UK private sector wage growth slowed to its lowest rate in more than five years in the three months to April, with annual growth in private sector weekly earnings, excluding bonuses, slowing to 2.9%, down from 3.1% in the three months to March, data from the Office for National Statistics showed. Regular pay growth across the economy as a whole remained steady at 3.4% and was stronger than the 3.2% analysts had expected. The slowdown came against a backdrop of weak hiring, with payroll employment in April down by 0.5%, or 138,000, from a year earlier. Provisional figures for May suggested payroll employment was broadly unchanged from April.

Commodity markets

In the commodity markets, Brent crude futures traded around $79 per barrel on Friday following a sharp selloff this week, after US President Donald Trump signed a deal with his Iranian counterpart Masoud Pezeshkian to end the war in the Middle East, while the International Energy Agency flagged a supply glut next year. However, follow up talks between the US and Iran in Switzerland scheduled to take place at Bürgenstock on Friday were called off, underscoring lingering uncertainty over efforts to turn an interim agreement into a lasting peace settlement.

The International Energy Agency expects a lasting resolution to the conflict will result in significantly higher supply volumes and spark a major oil overhang next year.
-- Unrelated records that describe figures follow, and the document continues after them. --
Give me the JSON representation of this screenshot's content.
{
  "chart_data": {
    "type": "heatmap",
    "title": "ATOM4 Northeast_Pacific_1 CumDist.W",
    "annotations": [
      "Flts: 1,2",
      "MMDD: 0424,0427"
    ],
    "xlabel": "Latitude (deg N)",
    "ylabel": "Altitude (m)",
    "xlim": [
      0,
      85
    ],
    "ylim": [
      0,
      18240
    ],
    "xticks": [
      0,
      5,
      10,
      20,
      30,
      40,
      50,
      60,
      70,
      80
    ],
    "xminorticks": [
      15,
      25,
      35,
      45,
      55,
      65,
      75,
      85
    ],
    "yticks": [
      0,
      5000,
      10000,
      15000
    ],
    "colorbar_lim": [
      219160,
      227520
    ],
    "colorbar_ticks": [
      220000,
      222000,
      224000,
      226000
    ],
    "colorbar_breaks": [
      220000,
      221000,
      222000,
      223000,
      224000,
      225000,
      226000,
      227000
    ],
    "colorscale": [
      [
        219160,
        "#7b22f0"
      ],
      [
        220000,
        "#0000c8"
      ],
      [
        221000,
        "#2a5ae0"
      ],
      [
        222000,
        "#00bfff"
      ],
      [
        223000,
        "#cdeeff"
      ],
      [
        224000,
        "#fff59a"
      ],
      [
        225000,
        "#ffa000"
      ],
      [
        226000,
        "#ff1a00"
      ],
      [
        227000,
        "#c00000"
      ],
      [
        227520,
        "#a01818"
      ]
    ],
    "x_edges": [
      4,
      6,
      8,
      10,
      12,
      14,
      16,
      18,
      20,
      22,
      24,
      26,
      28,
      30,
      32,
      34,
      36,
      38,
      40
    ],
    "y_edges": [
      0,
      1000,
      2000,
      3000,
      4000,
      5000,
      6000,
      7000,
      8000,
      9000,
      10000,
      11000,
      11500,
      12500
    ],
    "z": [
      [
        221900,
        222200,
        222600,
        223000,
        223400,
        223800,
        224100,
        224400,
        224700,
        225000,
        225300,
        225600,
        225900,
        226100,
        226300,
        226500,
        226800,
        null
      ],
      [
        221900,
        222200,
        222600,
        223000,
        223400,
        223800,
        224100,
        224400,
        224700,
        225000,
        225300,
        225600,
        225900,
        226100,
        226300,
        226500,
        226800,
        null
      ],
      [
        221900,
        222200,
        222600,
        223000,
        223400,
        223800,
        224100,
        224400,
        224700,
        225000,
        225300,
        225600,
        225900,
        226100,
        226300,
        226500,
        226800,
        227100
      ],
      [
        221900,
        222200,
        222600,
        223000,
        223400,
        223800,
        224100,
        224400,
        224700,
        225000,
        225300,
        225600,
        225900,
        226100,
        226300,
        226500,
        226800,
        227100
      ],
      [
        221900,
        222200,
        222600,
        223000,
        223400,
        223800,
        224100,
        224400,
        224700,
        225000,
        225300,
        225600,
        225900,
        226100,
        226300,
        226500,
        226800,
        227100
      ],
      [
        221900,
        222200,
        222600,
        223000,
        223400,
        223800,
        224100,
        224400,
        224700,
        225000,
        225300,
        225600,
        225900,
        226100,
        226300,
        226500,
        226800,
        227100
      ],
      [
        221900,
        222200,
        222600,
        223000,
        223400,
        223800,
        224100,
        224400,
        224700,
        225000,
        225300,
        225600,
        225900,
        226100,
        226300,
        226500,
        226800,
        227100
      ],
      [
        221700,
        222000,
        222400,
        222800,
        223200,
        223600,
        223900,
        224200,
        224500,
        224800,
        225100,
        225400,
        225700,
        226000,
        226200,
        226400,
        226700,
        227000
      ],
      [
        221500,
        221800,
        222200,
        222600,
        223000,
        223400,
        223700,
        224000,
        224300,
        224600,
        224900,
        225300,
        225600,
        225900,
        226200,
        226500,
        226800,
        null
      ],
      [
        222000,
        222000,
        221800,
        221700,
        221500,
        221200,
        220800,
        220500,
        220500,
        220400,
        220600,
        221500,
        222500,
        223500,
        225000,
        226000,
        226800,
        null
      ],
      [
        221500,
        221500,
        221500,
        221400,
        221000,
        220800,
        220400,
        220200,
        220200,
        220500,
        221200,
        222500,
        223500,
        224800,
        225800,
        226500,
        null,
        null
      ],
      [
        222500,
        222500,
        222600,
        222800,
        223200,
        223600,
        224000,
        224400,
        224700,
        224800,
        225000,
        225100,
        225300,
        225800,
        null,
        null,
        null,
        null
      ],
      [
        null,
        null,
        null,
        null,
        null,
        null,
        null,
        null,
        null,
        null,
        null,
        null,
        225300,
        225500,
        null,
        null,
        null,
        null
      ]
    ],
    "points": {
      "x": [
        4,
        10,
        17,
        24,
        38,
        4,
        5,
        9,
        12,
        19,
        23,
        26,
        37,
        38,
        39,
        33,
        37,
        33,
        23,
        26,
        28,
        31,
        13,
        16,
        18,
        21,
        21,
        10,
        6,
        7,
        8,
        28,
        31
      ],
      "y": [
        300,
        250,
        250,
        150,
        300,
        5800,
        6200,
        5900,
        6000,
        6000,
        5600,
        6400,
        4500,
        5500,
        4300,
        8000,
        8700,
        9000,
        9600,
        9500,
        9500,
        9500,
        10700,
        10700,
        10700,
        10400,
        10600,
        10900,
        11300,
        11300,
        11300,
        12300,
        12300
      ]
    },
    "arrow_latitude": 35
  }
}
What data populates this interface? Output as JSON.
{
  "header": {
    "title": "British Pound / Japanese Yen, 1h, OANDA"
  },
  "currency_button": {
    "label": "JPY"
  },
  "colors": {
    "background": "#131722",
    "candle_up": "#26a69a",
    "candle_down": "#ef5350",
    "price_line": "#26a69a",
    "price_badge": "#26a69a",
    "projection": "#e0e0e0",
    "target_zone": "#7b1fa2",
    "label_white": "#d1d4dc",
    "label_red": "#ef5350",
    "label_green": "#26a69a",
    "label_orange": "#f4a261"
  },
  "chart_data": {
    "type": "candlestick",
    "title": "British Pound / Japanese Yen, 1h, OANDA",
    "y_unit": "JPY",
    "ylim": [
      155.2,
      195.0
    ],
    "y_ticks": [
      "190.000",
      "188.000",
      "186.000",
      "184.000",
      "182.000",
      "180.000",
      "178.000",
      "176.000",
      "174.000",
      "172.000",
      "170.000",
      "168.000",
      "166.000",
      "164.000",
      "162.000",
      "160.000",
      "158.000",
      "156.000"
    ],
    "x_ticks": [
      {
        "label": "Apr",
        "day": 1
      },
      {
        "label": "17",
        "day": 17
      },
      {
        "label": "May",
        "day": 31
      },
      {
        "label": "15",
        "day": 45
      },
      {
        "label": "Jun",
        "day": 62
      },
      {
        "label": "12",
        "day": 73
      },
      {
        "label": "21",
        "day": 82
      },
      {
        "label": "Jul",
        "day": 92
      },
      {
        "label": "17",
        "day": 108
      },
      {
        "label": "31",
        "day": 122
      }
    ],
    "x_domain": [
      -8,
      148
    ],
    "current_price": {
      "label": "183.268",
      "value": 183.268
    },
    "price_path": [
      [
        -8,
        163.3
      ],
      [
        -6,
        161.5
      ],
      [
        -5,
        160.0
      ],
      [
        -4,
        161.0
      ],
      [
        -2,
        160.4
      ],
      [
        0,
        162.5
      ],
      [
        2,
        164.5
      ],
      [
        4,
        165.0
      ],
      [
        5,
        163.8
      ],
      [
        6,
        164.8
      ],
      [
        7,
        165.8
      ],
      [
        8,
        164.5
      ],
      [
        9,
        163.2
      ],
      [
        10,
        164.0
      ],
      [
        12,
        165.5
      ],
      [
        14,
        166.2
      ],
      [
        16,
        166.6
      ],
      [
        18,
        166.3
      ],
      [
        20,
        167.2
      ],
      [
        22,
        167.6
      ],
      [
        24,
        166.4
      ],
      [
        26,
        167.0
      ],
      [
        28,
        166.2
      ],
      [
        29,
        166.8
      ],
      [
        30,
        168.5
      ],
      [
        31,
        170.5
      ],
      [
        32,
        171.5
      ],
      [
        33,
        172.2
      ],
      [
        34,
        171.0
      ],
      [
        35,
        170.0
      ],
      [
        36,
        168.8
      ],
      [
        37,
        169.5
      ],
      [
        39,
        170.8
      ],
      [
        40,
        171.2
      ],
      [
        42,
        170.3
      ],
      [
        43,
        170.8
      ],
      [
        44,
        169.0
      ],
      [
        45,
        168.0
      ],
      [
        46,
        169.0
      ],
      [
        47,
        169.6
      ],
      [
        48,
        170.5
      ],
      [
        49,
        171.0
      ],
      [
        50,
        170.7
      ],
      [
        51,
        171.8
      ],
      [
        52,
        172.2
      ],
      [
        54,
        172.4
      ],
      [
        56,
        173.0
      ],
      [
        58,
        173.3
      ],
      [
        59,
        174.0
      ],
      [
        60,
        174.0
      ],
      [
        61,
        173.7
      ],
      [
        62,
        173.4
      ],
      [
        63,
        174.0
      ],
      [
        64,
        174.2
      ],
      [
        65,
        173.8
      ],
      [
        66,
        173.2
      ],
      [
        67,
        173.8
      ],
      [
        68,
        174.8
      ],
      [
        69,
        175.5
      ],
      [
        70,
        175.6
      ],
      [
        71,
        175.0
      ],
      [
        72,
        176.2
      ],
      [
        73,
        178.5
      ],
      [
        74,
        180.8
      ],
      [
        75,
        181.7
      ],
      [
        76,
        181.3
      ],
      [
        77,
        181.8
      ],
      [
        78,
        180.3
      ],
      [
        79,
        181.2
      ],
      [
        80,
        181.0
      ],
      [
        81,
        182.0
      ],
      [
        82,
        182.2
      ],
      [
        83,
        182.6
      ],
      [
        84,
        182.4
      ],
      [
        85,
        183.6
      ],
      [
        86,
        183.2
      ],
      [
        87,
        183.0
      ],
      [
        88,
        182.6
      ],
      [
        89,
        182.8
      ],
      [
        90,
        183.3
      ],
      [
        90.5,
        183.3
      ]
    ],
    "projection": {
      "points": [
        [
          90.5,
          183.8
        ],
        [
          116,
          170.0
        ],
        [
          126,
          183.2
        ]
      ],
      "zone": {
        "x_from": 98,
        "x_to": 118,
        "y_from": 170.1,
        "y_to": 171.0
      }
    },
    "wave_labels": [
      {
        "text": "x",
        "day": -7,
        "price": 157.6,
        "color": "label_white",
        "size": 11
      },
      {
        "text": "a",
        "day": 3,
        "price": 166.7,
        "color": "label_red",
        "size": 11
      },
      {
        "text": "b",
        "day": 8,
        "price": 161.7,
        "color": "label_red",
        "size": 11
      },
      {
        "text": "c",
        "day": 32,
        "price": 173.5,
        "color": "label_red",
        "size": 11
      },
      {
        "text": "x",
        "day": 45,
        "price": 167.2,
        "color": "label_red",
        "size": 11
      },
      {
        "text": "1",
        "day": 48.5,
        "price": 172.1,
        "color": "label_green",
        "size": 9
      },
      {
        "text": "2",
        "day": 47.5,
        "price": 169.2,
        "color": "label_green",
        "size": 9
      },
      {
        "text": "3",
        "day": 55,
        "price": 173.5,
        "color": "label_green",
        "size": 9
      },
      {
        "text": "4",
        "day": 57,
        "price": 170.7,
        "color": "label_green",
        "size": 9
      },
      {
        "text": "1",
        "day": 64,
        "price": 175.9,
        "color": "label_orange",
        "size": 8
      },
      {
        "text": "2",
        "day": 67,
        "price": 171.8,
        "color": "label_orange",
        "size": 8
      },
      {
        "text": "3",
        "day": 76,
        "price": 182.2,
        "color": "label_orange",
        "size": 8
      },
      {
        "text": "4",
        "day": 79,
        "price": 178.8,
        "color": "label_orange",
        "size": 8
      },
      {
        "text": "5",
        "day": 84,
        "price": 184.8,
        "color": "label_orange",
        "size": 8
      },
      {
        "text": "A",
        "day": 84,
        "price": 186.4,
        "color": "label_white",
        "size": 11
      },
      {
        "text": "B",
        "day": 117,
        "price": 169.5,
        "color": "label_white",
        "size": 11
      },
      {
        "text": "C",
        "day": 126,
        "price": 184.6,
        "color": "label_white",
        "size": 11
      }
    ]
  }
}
Global supply is now expected to drop by 3.9 million barrels per day on average in 2026 to 102.4 million barrels per day, before recovering to 110.3 million barrels per day next year, according to its latest monthly oil market report. While lower oil prices may reduce chances of energy prices leading to a broader inflation problem, oil remains above pre-conflict levels, shipping normalisation will take time, and inventories and strategic reserves still need to be replenished.

Gold prices traded around $4,155 an ounce on Friday and are set for a weekly fall, pressured by hawkish policy signals from the Federal Reserve and a stronger dollar, while the US-Iran ceasefire deal dialled back inflation concerns.

Equity markets

US equity futures pulled back slightly on Friday after a positive week, as strength in technology companies and optimism over the US-Iran peace deal offset concerns over a hawkish Federal Reserve. In Thursday’s regular trading session, the Dow Jones Industrial Average rose 0.14%, the S&P 500 gained 1.08%, whilst the Nasdaq Composite advanced 1.91%.

The Federal Reserve held interest rates steady in the 3.50%-3.75% range at its meeting this week, but policymakers expect a hike in borrowing costs later this year amid growing concerns about inflation remaining above the US central bank’s 2% target. Nine of the central bank’s 19 policymakers now believe they will need to raise rates this year, according to the new quarterly projections.

Federal Reserve Chair Kevin Warsh vowed during his debut press conference following a meeting on Wednesday that the central bank “will deliver price stability” to contain an inflationary surge fuelled by Donald Trump’s Iran war. The Federal Reserve also delivered an unexpectedly hawkish slate of projections, showing that nine of 18 officials who submitted estimates expect higher rates by the end of 2026, a powerful shift from March when no officials anticipated rises.

Warsh, who had said he objects to the projections before becoming Federal Reserve Chair, declined to provide his own forecasts. Warsh’s focus on inflation, combined with other officials’ forecasts, ignited a sell-off in the prices of short-term US government debt, which reflects markets’ bets on what will happen to interest rates. The two-year Treasury yield rose to around 4.2%, the highest in 16 months, as markets priced in a rate rise in October. Investors were expecting rate cuts this year before the Iran war began.

The information provided in this communication is not advice or a personal recommendation, and you should not make any investment decisions on the basis of it. If you are unsure of whether an investment is right for you, please seek advice. If you choose to invest, your capital may be at risk and the value of an investment may fall as well as rise in value, so you could get back less than you originally invested.